Here's how "Ishi in Two Worlds," the classic account of Ishi and his few years among the people who had made his own extinct, describes the "discovery":

"The story of Ishi begins for us early in the morning of the twenty-ninth day of August in the year 1911 and in the corral of a slaughterhouse. It begins with the sharp barking of dogs which roused the sleeping butchers. In the dawn light they saw a man at bay, crouching against the corral fence -- Ishi. 

"They called off the dogs. Then, in some considerable excitement, they telephone the sheriff in Oroville two or three miles away to say that they were holding a wild man and would he please come and take him off their hands. Sheriff and deputies arrived shortly, approaching the corral with guns at the ready. The wild man made no move to resist capture, quietly allowing himself to be handcuffed. 

"The sheriff, J.B. Webber, saw the man was an Indian, and that he was at the limit of exhaustion and fear. He could learn nothing further, since his prisoner understood no English. Not knowing what to do with him, he motioned the Indian into the wagon with himself and his deputies, drove him to the county jail in Oroville, and locked him up in the cell for the insane. There, Sheriff Webber reasoned, while he tried to discover something more about his captive he could at least protect him from the excited curiosity of the townspeople and outsiders who were already pouring in from miles around to the the wild man.

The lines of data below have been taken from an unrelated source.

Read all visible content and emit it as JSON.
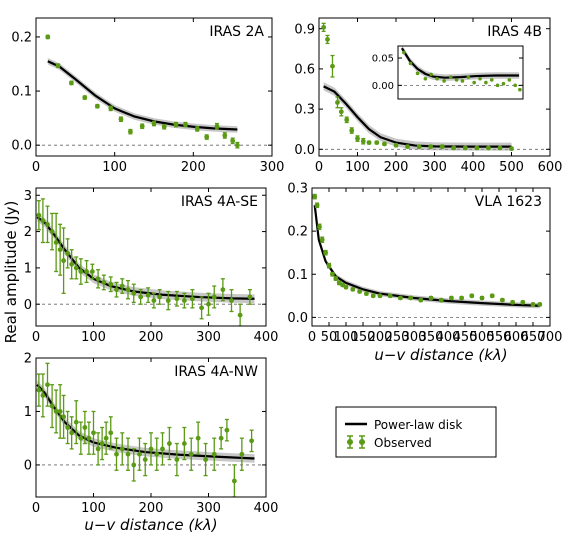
{
  "figure": {
    "ylabel": "Real amplitude (Jy)",
    "xlabel": "u−v distance (kλ)",
    "colors": {
      "model": "#000000",
      "band": "#999999",
      "observed": "#5a9a14",
      "zero": "#666666"
    }
  },
  "legend": {
    "model_label": "Power-law disk",
    "observed_label": "Observed"
  },
  "chart_data": [
    {
      "type": "scatter",
      "title": "IRAS 2A",
      "xlim": [
        0,
        300
      ],
      "ylim": [
        -0.02,
        0.235
      ],
      "xticks": [
        0,
        100,
        200,
        300
      ],
      "yticks": [
        0.0,
        0.1,
        0.2
      ],
      "ytick_fmt": 1,
      "observed": [
        [
          15,
          0.2,
          0.003
        ],
        [
          28,
          0.147,
          0.003
        ],
        [
          45,
          0.115,
          0.003
        ],
        [
          62,
          0.088,
          0.003
        ],
        [
          78,
          0.072,
          0.003
        ],
        [
          95,
          0.068,
          0.004
        ],
        [
          108,
          0.048,
          0.004
        ],
        [
          120,
          0.025,
          0.004
        ],
        [
          135,
          0.035,
          0.004
        ],
        [
          150,
          0.04,
          0.004
        ],
        [
          163,
          0.034,
          0.004
        ],
        [
          178,
          0.038,
          0.004
        ],
        [
          190,
          0.038,
          0.004
        ],
        [
          205,
          0.03,
          0.004
        ],
        [
          217,
          0.015,
          0.004
        ],
        [
          230,
          0.035,
          0.005
        ],
        [
          240,
          0.018,
          0.005
        ],
        [
          250,
          0.008,
          0.005
        ],
        [
          256,
          0.0,
          0.005
        ]
      ],
      "model": [
        [
          15,
          0.155
        ],
        [
          30,
          0.145
        ],
        [
          50,
          0.122
        ],
        [
          75,
          0.092
        ],
        [
          100,
          0.068
        ],
        [
          125,
          0.053
        ],
        [
          150,
          0.044
        ],
        [
          175,
          0.038
        ],
        [
          200,
          0.034
        ],
        [
          225,
          0.031
        ],
        [
          256,
          0.029
        ]
      ],
      "band_width": 0.006
    },
    {
      "type": "scatter",
      "title": "IRAS 4B",
      "xlim": [
        0,
        600
      ],
      "ylim": [
        -0.05,
        0.98
      ],
      "xticks": [
        0,
        100,
        200,
        300,
        400,
        500,
        600
      ],
      "yticks": [
        0.0,
        0.3,
        0.6,
        0.9
      ],
      "ytick_fmt": 1,
      "observed": [
        [
          12,
          0.91,
          0.03
        ],
        [
          22,
          0.82,
          0.03
        ],
        [
          35,
          0.62,
          0.08
        ],
        [
          48,
          0.35,
          0.04
        ],
        [
          58,
          0.28,
          0.03
        ],
        [
          72,
          0.22,
          0.02
        ],
        [
          85,
          0.14,
          0.02
        ],
        [
          100,
          0.08,
          0.02
        ],
        [
          115,
          0.06,
          0.02
        ],
        [
          130,
          0.05,
          0.01
        ],
        [
          150,
          0.05,
          0.01
        ],
        [
          170,
          0.04,
          0.01
        ],
        [
          200,
          0.03,
          0.01
        ],
        [
          230,
          0.02,
          0.01
        ],
        [
          260,
          0.02,
          0.01
        ],
        [
          290,
          0.02,
          0.01
        ],
        [
          320,
          0.02,
          0.01
        ],
        [
          350,
          0.01,
          0.01
        ],
        [
          380,
          0.01,
          0.01
        ],
        [
          410,
          0.01,
          0.01
        ],
        [
          440,
          0.01,
          0.01
        ],
        [
          470,
          0.01,
          0.01
        ],
        [
          500,
          0.005,
          0.01
        ]
      ],
      "model": [
        [
          12,
          0.47
        ],
        [
          40,
          0.43
        ],
        [
          70,
          0.34
        ],
        [
          100,
          0.24
        ],
        [
          130,
          0.15
        ],
        [
          160,
          0.09
        ],
        [
          200,
          0.05
        ],
        [
          250,
          0.028
        ],
        [
          300,
          0.022
        ],
        [
          400,
          0.02
        ],
        [
          500,
          0.02
        ]
      ],
      "band_width": 0.03,
      "inset": {
        "xlim": [
          200,
          520
        ],
        "ylim": [
          -0.025,
          0.072
        ],
        "yticks": [
          0.0,
          0.05
        ],
        "ytick_fmt": 2,
        "observed": [
          [
            215,
            0.06
          ],
          [
            232,
            0.04
          ],
          [
            250,
            0.022
          ],
          [
            270,
            0.012
          ],
          [
            285,
            0.02
          ],
          [
            300,
            0.012
          ],
          [
            318,
            0.008
          ],
          [
            335,
            0.015
          ],
          [
            350,
            0.01
          ],
          [
            365,
            0.008
          ],
          [
            380,
            0.015
          ],
          [
            395,
            0.005
          ],
          [
            410,
            0.012
          ],
          [
            425,
            0.005
          ],
          [
            440,
            0.01
          ],
          [
            455,
            0.0
          ],
          [
            470,
            0.003
          ],
          [
            485,
            0.01
          ],
          [
            500,
            0.0
          ],
          [
            512,
            -0.008
          ]
        ],
        "model": [
          [
            210,
            0.068
          ],
          [
            230,
            0.045
          ],
          [
            250,
            0.03
          ],
          [
            270,
            0.021
          ],
          [
            290,
            0.016
          ],
          [
            320,
            0.014
          ],
          [
            360,
            0.015
          ],
          [
            400,
            0.017
          ],
          [
            450,
            0.018
          ],
          [
            510,
            0.018
          ]
        ],
        "band_width": 0.006
      }
    },
    {
      "type": "scatter",
      "title": "IRAS 4A-SE",
      "xlim": [
        0,
        400
      ],
      "ylim": [
        -0.6,
        3.2
      ],
      "xticks": [
        0,
        100,
        200,
        300,
        400
      ],
      "yticks": [
        0,
        1,
        2,
        3
      ],
      "ytick_fmt": 0,
      "observed": [
        [
          5,
          2.45,
          0.4
        ],
        [
          12,
          2.3,
          0.6
        ],
        [
          20,
          2.2,
          0.5
        ],
        [
          28,
          2.0,
          0.5
        ],
        [
          35,
          1.7,
          0.8
        ],
        [
          42,
          1.5,
          0.7
        ],
        [
          48,
          1.2,
          0.9
        ],
        [
          55,
          1.4,
          0.4
        ],
        [
          62,
          1.1,
          0.4
        ],
        [
          70,
          1.0,
          0.3
        ],
        [
          78,
          0.9,
          0.35
        ],
        [
          88,
          0.9,
          0.3
        ],
        [
          98,
          0.9,
          0.2
        ],
        [
          108,
          0.7,
          0.25
        ],
        [
          118,
          0.6,
          0.2
        ],
        [
          130,
          0.55,
          0.2
        ],
        [
          140,
          0.4,
          0.2
        ],
        [
          150,
          0.5,
          0.2
        ],
        [
          160,
          0.4,
          0.25
        ],
        [
          170,
          0.3,
          0.25
        ],
        [
          182,
          0.2,
          0.2
        ],
        [
          195,
          0.25,
          0.2
        ],
        [
          205,
          0.1,
          0.2
        ],
        [
          215,
          0.2,
          0.2
        ],
        [
          230,
          0.1,
          0.25
        ],
        [
          245,
          0.15,
          0.2
        ],
        [
          258,
          0.1,
          0.2
        ],
        [
          272,
          0.15,
          0.25
        ],
        [
          288,
          -0.1,
          0.3
        ],
        [
          300,
          0.0,
          0.3
        ],
        [
          310,
          0.2,
          0.3
        ],
        [
          325,
          0.4,
          0.3
        ],
        [
          340,
          0.1,
          0.3
        ],
        [
          355,
          -0.3,
          0.3
        ],
        [
          372,
          0.2,
          0.2
        ]
      ],
      "model": [
        [
          2,
          2.4
        ],
        [
          15,
          2.25
        ],
        [
          30,
          1.95
        ],
        [
          50,
          1.5
        ],
        [
          75,
          1.0
        ],
        [
          100,
          0.7
        ],
        [
          130,
          0.5
        ],
        [
          170,
          0.35
        ],
        [
          220,
          0.26
        ],
        [
          280,
          0.2
        ],
        [
          340,
          0.16
        ],
        [
          380,
          0.15
        ]
      ],
      "band_width": 0.12
    },
    {
      "type": "scatter",
      "title": "VLA 1623",
      "xlim": [
        0,
        700
      ],
      "ylim": [
        -0.02,
        0.3
      ],
      "xticks": [
        0,
        50,
        100,
        150,
        200,
        250,
        300,
        350,
        400,
        450,
        500,
        550,
        600,
        650,
        700
      ],
      "yticks": [
        0.0,
        0.1,
        0.2,
        0.3
      ],
      "ytick_fmt": 1,
      "observed": [
        [
          8,
          0.28,
          0.005
        ],
        [
          15,
          0.26,
          0.005
        ],
        [
          22,
          0.21,
          0.006
        ],
        [
          30,
          0.18,
          0.006
        ],
        [
          40,
          0.15,
          0.005
        ],
        [
          50,
          0.12,
          0.005
        ],
        [
          60,
          0.1,
          0.004
        ],
        [
          70,
          0.09,
          0.004
        ],
        [
          80,
          0.08,
          0.004
        ],
        [
          90,
          0.075,
          0.003
        ],
        [
          100,
          0.07,
          0.003
        ],
        [
          120,
          0.065,
          0.003
        ],
        [
          140,
          0.06,
          0.003
        ],
        [
          160,
          0.055,
          0.003
        ],
        [
          180,
          0.05,
          0.003
        ],
        [
          200,
          0.05,
          0.003
        ],
        [
          230,
          0.05,
          0.003
        ],
        [
          260,
          0.045,
          0.003
        ],
        [
          290,
          0.045,
          0.003
        ],
        [
          320,
          0.04,
          0.003
        ],
        [
          350,
          0.045,
          0.003
        ],
        [
          380,
          0.04,
          0.003
        ],
        [
          410,
          0.045,
          0.003
        ],
        [
          440,
          0.045,
          0.003
        ],
        [
          470,
          0.05,
          0.003
        ],
        [
          500,
          0.045,
          0.003
        ],
        [
          530,
          0.05,
          0.003
        ],
        [
          560,
          0.04,
          0.003
        ],
        [
          590,
          0.035,
          0.003
        ],
        [
          620,
          0.035,
          0.003
        ],
        [
          650,
          0.03,
          0.003
        ],
        [
          670,
          0.03,
          0.003
        ]
      ],
      "model": [
        [
          8,
          0.26
        ],
        [
          20,
          0.18
        ],
        [
          40,
          0.13
        ],
        [
          70,
          0.095
        ],
        [
          100,
          0.08
        ],
        [
          150,
          0.065
        ],
        [
          200,
          0.055
        ],
        [
          300,
          0.045
        ],
        [
          400,
          0.038
        ],
        [
          500,
          0.033
        ],
        [
          600,
          0.029
        ],
        [
          670,
          0.027
        ]
      ],
      "band_width": 0.006
    },
    {
      "type": "scatter",
      "title": "IRAS 4A-NW",
      "xlim": [
        0,
        400
      ],
      "ylim": [
        -0.6,
        2.0
      ],
      "xticks": [
        0,
        100,
        200,
        300,
        400
      ],
      "yticks": [
        0,
        1,
        2
      ],
      "ytick_fmt": 0,
      "observed": [
        [
          5,
          1.4,
          0.3
        ],
        [
          12,
          1.3,
          0.4
        ],
        [
          20,
          1.5,
          0.4
        ],
        [
          28,
          1.1,
          0.4
        ],
        [
          35,
          1.0,
          0.4
        ],
        [
          42,
          1.0,
          0.5
        ],
        [
          48,
          0.9,
          0.4
        ],
        [
          55,
          0.7,
          0.3
        ],
        [
          62,
          0.6,
          0.3
        ],
        [
          70,
          0.8,
          0.4
        ],
        [
          78,
          0.5,
          0.3
        ],
        [
          85,
          0.7,
          0.3
        ],
        [
          92,
          0.5,
          0.3
        ],
        [
          100,
          0.6,
          0.4
        ],
        [
          108,
          0.3,
          0.3
        ],
        [
          115,
          0.4,
          0.3
        ],
        [
          122,
          0.5,
          0.3
        ],
        [
          130,
          0.6,
          0.3
        ],
        [
          140,
          0.2,
          0.3
        ],
        [
          150,
          0.3,
          0.3
        ],
        [
          160,
          0.2,
          0.3
        ],
        [
          170,
          0.0,
          0.3
        ],
        [
          180,
          0.2,
          0.3
        ],
        [
          190,
          0.1,
          0.3
        ],
        [
          200,
          0.3,
          0.3
        ],
        [
          210,
          0.2,
          0.3
        ],
        [
          220,
          0.3,
          0.3
        ],
        [
          232,
          0.4,
          0.3
        ],
        [
          245,
          0.1,
          0.3
        ],
        [
          258,
          0.4,
          0.3
        ],
        [
          270,
          0.2,
          0.3
        ],
        [
          282,
          0.5,
          0.3
        ],
        [
          295,
          0.1,
          0.3
        ],
        [
          310,
          0.2,
          0.3
        ],
        [
          322,
          0.5,
          0.2
        ],
        [
          332,
          0.65,
          0.2
        ],
        [
          345,
          -0.3,
          0.3
        ],
        [
          358,
          0.2,
          0.3
        ],
        [
          375,
          0.45,
          0.2
        ]
      ],
      "model": [
        [
          2,
          1.5
        ],
        [
          15,
          1.35
        ],
        [
          30,
          1.1
        ],
        [
          50,
          0.8
        ],
        [
          75,
          0.55
        ],
        [
          100,
          0.42
        ],
        [
          140,
          0.32
        ],
        [
          190,
          0.24
        ],
        [
          250,
          0.19
        ],
        [
          320,
          0.15
        ],
        [
          380,
          0.12
        ]
      ],
      "band_width": 0.08
    }
  ]
}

"... It should be said that the sheriff's action in locking Ishi up was neither stupid nor brutal given the circumstances. Until sheriff Webber took the unwonted measure of keeping them out by force people filled the jail to gaze through the bars of his cell at the captive."

There's Ishi's entry into our history. He lived for five years after he arrived in Oroville, mostly in the care of Alfred Kroeber and associates at the University of California. 

Here's the plaque's text, which is remarkably casual in describing the passing of an age and a people:

The Last Yahi Indian

 

For thousands of years, the Yahi Indians roamed the foothills between Mt. Lassen and the Sacramento Valley. Settlement of this region by the white man brought death to the Yahi by gun, by disease, and by hunger. By the turn of the century only a few remained. Ishi, the last known survivor of these people, was discovered at this site in 1911. His death in 1916 brought an end to Stone Age California. 

California Registered Historical Landmark No. 809

Plaque placed by the California State Park Commission in cooperation with the N.S.G.W. (Native Sons of the Golden West) Argonaut No. 8 and the N.D.G.W. (Native Daughters of the Golden West) Ophir No. 190, January 29, 1966.